4th Mother's Day
- jeweliaison
- Jun 27, 2020
- 2 min read
Four years ago, I hesitated to give my mom her annual Mother’s Day letter, oblivious that it would be her last. During her funeral, I gave her the letter she never had the chance to read. I cannot even depend on my memories as it consistently fail to remember what were the words written in that letter which hindered me from letting those words be known.
I constantly wrote letters for my mother to cover the guilt and remorse that resides in me; I transferred it into scribbles. I wrote her poems of a child crying herself to sleep whenever she listened to lullabies her mom used to sing, and how the bed for two felt like shallow galaxies after she left. I performed countless of times about my gradual hatred for the rain as it reminded me of the drizzles in the windowpane of our car when we headed back home to look for my mom’s after-death investment records. It reminded me of how the rain expressed its sympathies as I tried so hard to conceal my loneliness. I wrote about the letters from my younger years which my mom had kept throughout the years. I wrote about how I broke my consistency of reminding her how much I love her when my words failed to reach her weeks before her death. It was through words that I expressed my envy of girls my age eating their favorite dish cooked by their mothers. I sulked in my room and restrained myself to let out a loud weep while writing my frustrations during Mother’s day. Every time I write her letters, I imagined her reading every word I had written. I am no longer a believer of faith and spirits and unproven beings, but if they were real, then hope indeed is a dangerous thing.
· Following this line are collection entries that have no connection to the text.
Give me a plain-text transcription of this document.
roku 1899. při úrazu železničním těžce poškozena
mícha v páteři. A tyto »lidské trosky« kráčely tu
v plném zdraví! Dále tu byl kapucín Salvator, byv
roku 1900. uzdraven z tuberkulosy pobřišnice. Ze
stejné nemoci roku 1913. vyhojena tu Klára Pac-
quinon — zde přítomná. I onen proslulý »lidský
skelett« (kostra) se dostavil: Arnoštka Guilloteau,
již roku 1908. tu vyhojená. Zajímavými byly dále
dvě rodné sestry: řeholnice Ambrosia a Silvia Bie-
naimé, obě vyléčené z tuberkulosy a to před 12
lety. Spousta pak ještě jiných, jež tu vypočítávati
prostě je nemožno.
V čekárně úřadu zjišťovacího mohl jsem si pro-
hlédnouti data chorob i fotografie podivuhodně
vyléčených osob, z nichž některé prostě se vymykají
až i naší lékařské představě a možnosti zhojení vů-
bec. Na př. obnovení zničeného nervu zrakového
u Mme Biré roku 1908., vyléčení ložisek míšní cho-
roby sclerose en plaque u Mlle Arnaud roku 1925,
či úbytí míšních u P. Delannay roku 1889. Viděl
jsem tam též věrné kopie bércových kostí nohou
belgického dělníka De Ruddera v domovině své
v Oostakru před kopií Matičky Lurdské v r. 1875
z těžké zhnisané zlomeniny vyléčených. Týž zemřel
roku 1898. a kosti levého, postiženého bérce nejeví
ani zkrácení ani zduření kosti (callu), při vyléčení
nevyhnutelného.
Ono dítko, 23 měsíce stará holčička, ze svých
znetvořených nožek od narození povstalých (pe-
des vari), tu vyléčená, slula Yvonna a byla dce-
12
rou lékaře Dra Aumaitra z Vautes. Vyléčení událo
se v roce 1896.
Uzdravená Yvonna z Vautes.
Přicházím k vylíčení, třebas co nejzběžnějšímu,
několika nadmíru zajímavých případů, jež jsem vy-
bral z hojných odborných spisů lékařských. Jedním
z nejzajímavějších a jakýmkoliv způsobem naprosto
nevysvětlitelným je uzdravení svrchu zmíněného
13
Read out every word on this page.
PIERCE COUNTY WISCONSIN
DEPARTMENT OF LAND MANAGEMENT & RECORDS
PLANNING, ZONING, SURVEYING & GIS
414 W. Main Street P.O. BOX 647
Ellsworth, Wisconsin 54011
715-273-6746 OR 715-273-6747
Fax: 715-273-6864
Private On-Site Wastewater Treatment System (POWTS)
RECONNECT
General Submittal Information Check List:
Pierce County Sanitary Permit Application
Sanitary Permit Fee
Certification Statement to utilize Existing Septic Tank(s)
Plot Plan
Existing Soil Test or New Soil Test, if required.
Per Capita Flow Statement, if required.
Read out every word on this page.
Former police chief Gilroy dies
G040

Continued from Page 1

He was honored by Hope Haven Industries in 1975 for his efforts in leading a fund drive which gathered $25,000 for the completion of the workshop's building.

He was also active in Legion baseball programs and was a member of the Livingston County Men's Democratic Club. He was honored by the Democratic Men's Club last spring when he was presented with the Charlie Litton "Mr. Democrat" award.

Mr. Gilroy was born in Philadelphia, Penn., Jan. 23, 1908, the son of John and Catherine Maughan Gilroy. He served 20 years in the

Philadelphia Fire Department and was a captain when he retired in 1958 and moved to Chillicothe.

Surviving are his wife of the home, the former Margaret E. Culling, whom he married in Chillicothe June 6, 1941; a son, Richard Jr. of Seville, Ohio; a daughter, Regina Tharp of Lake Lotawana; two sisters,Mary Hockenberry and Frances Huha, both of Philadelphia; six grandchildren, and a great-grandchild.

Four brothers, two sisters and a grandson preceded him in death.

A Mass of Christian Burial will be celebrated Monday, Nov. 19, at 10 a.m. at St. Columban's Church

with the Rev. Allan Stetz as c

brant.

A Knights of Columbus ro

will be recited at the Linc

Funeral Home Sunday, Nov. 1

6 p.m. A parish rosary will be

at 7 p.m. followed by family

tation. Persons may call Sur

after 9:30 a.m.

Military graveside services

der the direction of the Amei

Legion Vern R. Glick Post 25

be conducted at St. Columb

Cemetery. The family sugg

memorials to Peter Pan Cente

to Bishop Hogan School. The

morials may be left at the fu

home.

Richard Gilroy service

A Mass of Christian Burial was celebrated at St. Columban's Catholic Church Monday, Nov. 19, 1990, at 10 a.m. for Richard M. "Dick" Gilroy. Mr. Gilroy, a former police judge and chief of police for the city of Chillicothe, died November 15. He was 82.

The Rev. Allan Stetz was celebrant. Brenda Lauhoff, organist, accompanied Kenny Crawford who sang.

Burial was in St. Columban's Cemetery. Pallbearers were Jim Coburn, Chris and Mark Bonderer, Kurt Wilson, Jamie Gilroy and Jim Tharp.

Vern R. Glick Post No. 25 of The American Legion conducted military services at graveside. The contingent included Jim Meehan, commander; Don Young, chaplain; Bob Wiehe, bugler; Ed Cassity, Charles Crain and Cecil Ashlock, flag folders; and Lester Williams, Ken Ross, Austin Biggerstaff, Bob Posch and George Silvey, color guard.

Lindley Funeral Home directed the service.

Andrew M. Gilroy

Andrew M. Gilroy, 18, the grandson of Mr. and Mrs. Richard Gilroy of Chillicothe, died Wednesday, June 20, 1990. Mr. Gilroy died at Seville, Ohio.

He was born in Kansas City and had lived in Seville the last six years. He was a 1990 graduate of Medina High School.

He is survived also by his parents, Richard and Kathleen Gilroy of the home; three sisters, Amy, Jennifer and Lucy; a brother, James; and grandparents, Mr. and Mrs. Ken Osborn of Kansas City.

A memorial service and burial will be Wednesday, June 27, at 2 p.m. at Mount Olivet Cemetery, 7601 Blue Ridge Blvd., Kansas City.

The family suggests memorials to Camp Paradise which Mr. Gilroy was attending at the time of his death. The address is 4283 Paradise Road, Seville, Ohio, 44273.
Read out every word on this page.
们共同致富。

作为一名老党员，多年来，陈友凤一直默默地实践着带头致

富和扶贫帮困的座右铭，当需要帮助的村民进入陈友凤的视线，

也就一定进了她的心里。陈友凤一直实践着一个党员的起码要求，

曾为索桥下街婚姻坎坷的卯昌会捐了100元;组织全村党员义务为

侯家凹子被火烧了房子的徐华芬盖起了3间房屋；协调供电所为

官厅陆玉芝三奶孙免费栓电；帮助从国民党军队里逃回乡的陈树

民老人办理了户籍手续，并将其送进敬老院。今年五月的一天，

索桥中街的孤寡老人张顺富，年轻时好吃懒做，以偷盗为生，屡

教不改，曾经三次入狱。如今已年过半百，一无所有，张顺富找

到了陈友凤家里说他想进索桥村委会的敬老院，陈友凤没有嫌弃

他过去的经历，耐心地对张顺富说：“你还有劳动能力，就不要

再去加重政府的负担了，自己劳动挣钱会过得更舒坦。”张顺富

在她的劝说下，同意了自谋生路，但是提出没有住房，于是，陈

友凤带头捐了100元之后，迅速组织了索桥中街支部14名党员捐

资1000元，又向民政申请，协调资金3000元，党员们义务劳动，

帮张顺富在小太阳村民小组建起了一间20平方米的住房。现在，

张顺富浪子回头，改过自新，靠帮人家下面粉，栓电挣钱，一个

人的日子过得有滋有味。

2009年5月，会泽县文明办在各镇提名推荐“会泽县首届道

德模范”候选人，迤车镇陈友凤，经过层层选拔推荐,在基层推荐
Writing became my remedy to ease the pain I was feeling for years; to transform my tears into memoirs; to redeem myself as I cling to my remorse—my guilt is inevitable like it was buried with her deep beneath the earth.
I thought I was just writing to relive my memories with her. I thought that these words are only remarks of emotions to console myself. I spent years believing that I wrote for diversions but it was more than that. I have realized that I wrote for redemption. I wrote for survival.
I know that the time will not arrive for me to receive a reply from my mom. But it doesn’t matter. I will continue to write to someone whose response remains uncertain. And it’s okay. I will still write. I will always will.